Exchange coupling–mediated broken symmetries in Ta <sub>2</sub> NiSe <sub>5</sub> revealed from quadrupolar circular photogalvanic effect
Harshvardhan Jog, Luminita Harnagea, E. J. Melé, Ritesh Agarwal
Abstract
In low–electron density materials, interactions can lead to highly correlated quantum states of matter. Ta 2 NiSe 5 , an excitonic insulator (EI) candidate, exists in a novel broken-symmetry phase below 327 K, characterized by robust exchange interaction and electron-lattice coupling. We study this phase of Ta 2 NiSe 5 using the quadrupole circular photogalvanic effect (QCPGE).

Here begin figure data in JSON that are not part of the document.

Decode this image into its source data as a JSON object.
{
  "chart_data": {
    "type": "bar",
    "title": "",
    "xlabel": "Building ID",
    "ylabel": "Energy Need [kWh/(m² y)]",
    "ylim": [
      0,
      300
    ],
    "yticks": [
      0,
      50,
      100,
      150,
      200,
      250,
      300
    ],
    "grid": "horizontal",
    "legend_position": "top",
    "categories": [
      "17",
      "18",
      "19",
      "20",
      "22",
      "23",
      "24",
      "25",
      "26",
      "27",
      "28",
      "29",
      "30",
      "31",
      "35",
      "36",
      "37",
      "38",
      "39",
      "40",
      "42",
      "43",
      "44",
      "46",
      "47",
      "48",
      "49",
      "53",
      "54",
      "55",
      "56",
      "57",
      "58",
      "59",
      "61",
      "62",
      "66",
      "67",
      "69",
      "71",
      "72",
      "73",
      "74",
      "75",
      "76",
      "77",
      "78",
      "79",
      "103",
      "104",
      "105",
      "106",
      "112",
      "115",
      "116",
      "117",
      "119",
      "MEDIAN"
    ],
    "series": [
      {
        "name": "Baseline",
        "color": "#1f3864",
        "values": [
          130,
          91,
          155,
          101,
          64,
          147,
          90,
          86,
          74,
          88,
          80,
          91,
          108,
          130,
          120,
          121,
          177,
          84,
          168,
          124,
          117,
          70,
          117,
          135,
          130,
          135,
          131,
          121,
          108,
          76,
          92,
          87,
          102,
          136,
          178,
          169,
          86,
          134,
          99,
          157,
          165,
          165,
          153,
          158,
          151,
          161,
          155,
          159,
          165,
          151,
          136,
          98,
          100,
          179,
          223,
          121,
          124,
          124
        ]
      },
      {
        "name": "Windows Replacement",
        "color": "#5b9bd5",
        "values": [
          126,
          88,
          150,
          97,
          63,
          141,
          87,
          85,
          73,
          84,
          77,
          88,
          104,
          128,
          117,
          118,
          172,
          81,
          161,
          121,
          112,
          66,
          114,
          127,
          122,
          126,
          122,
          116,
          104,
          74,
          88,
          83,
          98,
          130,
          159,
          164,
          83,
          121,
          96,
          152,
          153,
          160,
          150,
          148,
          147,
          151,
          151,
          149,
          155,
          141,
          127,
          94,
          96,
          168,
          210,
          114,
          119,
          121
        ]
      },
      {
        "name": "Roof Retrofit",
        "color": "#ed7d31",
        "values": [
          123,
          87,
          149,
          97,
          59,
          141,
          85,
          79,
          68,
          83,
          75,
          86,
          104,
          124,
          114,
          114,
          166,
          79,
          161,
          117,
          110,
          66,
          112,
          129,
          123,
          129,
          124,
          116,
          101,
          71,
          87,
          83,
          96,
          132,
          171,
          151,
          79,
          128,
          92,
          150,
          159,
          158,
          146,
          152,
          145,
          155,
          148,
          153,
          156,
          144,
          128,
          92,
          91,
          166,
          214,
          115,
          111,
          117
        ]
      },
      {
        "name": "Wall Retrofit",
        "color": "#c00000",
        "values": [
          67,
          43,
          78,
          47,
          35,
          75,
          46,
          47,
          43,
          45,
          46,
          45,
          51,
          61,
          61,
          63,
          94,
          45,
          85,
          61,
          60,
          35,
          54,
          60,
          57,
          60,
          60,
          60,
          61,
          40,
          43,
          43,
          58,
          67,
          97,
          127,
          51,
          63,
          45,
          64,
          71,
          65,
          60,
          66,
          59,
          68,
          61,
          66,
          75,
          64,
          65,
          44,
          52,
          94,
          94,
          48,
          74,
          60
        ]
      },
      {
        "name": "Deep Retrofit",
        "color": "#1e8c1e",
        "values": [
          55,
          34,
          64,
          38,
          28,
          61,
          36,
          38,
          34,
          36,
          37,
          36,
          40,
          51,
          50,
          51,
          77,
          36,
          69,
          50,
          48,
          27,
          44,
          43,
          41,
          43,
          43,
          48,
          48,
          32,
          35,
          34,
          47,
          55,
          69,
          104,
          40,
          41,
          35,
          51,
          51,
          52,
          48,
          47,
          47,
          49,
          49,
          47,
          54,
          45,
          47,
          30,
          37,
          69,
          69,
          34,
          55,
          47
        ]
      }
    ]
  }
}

Light-matter interaction in Ta 2 NiSe 5 mediated by electric quadrupole/magnetic dipole coupling produces helicity-dependent DC response even with centrosymmetry, making it particularly sensitive to certain other broken symmetries. We show that the exchange interaction in Ta 2 NiSe 5 can lead to a triclinic structure with a broken C 2 symmetry. Our results provide an incisive probe of the symmetries of the low-temperature phase of Ta 2 NiSe 5 and add new symmetry constraints to the identification of a strongly correlated EI phase. The high sensitivity of QCPGE to subtle symmetry breaking in centrosymmetric systems will enable its use in studying other complex crystalline systems.